Putting access controls around Cursor: audit trails for AI coding agents (on GCP)

AI coding assistants that can write, modify, or delete code on production environments pose a hidden compliance risk.

Many teams currently let the Cursor agent run with a static service‑account key that is baked into CI pipelines or stored in a secret manager. The agent talks directly to Google Cloud services, bypassing any central control point. Because the connection is direct, there is no immutable record of which prompts caused which API calls, no way to prove that a change was reviewed, and no mechanism to prevent the model from exfiltrating secrets.

What organizations really need is an audit trail that captures every request the AI makes, but simply adding logging inside the agent does not solve the problem. The request still reaches the target service unchanged, and the logs live on the same host that the agent controls. Without a dedicated enforcement layer, you cannot enforce just‑in‑time approvals, mask sensitive responses, or guarantee that a privileged operation was reviewed before execution.

hoop.dev provides the missing enforcement layer. It is a Layer 7 gateway that sits between the Cursor agent and Google Cloud APIs. All traffic flows through the gateway, which inspects the protocol, records the full session, and can require an approval step before a destructive call proceeds. Because hoop.dev is the active component in the data path, it is the source of every enforcement outcome.

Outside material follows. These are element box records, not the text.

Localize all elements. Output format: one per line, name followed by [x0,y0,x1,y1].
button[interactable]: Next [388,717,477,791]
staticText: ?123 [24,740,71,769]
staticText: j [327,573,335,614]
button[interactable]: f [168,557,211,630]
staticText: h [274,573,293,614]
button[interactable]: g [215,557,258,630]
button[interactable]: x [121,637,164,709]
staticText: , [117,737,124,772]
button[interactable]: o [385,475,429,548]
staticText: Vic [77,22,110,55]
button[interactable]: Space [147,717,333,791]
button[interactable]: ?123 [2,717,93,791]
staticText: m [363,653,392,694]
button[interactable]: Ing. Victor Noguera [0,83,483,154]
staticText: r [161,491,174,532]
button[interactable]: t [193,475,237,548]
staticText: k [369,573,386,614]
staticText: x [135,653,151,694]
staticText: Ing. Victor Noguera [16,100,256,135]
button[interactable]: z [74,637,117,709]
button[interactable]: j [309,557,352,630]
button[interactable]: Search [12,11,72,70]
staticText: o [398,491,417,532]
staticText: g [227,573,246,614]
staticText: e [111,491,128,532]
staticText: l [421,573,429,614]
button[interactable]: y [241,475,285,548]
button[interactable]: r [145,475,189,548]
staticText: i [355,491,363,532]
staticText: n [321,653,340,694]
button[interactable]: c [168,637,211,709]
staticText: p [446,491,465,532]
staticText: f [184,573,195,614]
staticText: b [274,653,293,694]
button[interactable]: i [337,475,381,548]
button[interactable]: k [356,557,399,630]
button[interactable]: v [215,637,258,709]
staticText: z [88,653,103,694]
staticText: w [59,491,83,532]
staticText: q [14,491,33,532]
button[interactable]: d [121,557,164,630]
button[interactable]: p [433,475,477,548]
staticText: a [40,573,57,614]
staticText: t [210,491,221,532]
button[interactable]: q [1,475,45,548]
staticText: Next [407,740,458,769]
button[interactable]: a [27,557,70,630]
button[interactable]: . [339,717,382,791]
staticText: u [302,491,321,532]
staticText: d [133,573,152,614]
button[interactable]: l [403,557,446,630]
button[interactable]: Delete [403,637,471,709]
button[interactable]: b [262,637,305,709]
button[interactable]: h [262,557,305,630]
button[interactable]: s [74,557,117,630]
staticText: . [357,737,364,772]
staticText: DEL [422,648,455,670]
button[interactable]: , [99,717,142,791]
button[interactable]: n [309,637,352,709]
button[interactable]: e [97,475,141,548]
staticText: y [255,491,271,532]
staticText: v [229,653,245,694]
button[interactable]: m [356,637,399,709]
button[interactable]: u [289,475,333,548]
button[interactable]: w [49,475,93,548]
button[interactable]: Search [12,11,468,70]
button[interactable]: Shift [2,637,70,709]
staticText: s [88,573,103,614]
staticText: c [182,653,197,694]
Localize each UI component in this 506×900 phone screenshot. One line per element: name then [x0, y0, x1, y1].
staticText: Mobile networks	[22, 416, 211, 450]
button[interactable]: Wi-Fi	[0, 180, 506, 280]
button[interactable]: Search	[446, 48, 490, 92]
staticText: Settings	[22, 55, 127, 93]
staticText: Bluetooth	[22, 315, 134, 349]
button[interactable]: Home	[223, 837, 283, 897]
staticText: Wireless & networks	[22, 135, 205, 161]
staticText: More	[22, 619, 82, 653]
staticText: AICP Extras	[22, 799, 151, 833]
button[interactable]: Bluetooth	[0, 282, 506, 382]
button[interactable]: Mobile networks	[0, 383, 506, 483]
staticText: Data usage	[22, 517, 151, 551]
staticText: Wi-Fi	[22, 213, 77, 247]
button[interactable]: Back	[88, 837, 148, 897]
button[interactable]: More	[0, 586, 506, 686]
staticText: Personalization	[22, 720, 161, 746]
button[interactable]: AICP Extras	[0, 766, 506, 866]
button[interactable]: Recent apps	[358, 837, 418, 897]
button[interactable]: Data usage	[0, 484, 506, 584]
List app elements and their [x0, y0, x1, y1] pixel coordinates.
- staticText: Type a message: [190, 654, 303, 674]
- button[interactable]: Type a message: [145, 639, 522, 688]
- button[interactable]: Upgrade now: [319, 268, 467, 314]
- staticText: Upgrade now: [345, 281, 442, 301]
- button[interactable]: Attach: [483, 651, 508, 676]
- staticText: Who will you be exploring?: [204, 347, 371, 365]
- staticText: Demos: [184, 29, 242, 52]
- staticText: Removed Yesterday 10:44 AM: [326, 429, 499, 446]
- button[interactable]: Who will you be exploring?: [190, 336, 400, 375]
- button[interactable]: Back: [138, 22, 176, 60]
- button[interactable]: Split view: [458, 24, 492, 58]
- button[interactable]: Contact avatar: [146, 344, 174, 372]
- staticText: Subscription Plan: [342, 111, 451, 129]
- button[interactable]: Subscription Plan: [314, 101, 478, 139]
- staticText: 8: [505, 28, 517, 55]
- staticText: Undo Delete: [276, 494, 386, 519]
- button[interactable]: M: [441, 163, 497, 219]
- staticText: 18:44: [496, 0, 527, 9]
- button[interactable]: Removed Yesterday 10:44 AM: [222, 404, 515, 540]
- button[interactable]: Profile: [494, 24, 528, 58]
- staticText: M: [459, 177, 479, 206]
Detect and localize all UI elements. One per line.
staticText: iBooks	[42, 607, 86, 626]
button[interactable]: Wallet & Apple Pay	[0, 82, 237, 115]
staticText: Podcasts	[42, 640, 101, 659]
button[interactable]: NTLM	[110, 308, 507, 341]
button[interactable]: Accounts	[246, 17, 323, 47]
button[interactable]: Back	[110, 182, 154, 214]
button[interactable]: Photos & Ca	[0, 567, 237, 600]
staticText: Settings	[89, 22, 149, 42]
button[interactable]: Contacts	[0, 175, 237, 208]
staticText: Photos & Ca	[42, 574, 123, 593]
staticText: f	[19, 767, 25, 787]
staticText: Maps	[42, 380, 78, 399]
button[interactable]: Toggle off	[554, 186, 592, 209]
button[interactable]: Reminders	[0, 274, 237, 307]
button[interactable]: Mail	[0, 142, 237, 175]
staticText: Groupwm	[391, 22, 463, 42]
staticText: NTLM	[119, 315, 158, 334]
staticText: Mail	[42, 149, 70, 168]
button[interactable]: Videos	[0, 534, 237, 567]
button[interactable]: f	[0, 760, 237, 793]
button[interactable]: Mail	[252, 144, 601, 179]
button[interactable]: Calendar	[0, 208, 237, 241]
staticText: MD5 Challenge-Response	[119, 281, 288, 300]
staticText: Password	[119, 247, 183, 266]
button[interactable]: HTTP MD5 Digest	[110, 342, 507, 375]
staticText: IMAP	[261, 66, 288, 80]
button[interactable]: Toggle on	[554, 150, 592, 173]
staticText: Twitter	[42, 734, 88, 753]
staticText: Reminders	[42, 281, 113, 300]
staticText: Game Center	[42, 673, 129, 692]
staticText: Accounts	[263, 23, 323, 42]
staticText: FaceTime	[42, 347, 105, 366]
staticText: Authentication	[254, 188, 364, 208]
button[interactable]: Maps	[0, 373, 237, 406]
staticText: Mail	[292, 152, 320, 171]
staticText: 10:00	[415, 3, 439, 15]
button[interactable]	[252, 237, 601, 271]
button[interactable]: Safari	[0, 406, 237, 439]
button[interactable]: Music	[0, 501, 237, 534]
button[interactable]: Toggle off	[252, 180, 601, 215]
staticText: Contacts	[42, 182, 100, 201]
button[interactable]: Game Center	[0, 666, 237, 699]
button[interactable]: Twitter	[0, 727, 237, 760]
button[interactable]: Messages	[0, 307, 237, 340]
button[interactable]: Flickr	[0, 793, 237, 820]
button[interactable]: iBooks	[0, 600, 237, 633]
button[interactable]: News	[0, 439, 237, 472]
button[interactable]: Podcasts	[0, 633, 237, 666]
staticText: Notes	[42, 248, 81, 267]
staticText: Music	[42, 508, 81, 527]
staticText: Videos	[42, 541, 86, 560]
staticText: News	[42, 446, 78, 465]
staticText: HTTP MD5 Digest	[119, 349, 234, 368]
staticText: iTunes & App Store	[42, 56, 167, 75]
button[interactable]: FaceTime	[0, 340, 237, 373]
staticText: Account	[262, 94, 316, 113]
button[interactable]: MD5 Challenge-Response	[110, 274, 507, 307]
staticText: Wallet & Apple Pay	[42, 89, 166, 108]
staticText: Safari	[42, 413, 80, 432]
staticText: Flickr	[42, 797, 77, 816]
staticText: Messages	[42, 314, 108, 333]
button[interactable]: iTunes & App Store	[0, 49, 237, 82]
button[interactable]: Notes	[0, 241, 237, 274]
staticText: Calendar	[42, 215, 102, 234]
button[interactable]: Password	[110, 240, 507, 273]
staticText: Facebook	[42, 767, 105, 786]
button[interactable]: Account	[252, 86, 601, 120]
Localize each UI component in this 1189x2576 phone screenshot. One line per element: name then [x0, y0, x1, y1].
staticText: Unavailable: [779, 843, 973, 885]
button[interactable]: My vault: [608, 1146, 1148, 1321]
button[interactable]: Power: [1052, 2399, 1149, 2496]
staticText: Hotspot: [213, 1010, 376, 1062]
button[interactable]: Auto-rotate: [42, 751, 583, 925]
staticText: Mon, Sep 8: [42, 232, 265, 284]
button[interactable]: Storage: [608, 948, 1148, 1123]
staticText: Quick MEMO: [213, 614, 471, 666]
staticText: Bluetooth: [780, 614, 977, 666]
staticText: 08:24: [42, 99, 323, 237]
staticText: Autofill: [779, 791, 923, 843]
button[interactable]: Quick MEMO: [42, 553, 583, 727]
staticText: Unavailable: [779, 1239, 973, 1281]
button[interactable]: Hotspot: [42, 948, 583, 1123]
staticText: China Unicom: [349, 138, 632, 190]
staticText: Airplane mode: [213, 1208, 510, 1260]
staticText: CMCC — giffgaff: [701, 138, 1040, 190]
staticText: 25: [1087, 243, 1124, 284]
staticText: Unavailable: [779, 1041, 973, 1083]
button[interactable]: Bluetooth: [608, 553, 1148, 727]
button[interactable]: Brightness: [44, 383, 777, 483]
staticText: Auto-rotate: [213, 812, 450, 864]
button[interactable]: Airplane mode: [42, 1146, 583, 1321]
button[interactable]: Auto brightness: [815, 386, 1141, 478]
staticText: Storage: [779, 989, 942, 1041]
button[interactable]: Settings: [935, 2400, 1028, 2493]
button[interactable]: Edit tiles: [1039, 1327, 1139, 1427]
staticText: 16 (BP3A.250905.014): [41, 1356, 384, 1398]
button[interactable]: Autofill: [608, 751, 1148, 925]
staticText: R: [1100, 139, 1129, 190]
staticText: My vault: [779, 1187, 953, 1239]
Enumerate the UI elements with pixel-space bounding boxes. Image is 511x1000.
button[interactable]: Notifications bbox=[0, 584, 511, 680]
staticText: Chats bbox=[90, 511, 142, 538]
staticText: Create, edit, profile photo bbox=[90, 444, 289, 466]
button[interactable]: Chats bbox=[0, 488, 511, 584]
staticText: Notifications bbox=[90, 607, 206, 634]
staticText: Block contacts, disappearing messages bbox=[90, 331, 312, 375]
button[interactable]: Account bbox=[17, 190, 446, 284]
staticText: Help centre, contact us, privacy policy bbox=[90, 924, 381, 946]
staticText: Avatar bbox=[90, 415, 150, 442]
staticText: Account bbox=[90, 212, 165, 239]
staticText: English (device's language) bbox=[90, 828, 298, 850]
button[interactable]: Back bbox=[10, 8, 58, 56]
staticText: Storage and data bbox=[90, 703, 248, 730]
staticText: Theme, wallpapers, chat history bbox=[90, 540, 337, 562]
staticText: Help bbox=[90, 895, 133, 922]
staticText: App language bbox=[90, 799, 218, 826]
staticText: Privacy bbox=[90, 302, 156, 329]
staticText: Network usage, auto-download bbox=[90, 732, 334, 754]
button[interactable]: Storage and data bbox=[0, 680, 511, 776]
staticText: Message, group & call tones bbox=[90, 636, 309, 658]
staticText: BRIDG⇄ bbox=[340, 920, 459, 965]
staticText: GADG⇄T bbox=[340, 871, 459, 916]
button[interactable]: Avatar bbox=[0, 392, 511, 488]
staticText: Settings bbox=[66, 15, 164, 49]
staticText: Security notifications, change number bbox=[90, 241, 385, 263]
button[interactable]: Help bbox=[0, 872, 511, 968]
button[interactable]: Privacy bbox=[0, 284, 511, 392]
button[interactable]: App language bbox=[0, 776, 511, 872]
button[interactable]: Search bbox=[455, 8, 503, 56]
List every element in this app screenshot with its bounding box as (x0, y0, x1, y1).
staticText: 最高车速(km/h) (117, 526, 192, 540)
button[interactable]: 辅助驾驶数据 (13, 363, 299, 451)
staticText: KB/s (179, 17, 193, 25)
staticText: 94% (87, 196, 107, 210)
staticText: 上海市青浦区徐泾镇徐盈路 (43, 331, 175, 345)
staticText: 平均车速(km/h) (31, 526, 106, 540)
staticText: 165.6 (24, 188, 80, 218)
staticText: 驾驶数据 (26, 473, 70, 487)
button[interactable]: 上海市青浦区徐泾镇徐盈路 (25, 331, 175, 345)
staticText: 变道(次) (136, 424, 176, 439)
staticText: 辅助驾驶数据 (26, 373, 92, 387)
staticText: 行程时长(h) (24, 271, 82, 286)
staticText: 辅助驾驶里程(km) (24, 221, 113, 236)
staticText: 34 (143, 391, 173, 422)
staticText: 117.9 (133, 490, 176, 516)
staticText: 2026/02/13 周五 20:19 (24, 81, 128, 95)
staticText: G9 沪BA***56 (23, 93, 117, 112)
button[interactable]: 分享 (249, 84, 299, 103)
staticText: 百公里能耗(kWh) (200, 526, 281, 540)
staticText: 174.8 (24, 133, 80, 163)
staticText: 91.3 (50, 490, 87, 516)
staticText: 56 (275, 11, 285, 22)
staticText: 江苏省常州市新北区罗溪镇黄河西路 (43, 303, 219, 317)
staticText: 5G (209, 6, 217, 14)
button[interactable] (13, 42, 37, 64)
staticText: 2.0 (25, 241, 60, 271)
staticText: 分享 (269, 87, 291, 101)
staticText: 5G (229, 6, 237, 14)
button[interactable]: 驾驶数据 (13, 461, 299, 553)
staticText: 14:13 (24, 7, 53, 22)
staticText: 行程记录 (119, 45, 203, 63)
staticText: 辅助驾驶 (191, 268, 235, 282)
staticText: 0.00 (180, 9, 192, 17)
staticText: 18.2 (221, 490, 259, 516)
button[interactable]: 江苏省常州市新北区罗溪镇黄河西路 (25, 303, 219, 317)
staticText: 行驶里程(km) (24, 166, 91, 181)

In practice, the architecture looks like this: the Cursor agent authenticates to an identity provider (OIDC or SAML). hoop.dev, acting as a relying party, validates the token and extracts group membership. The gateway then forwards the request to the GCP endpoint using its own service‑account credential, never exposing the credential to the agent. While forwarding, hoop.dev records each request and response, applies inline masking to hide secrets that appear in API payloads, and can pause the flow for a human approver when a policy rule matches (for example, any request that creates a new Cloud Function). The recorded session is stored in an audit log that can be replayed for investigations.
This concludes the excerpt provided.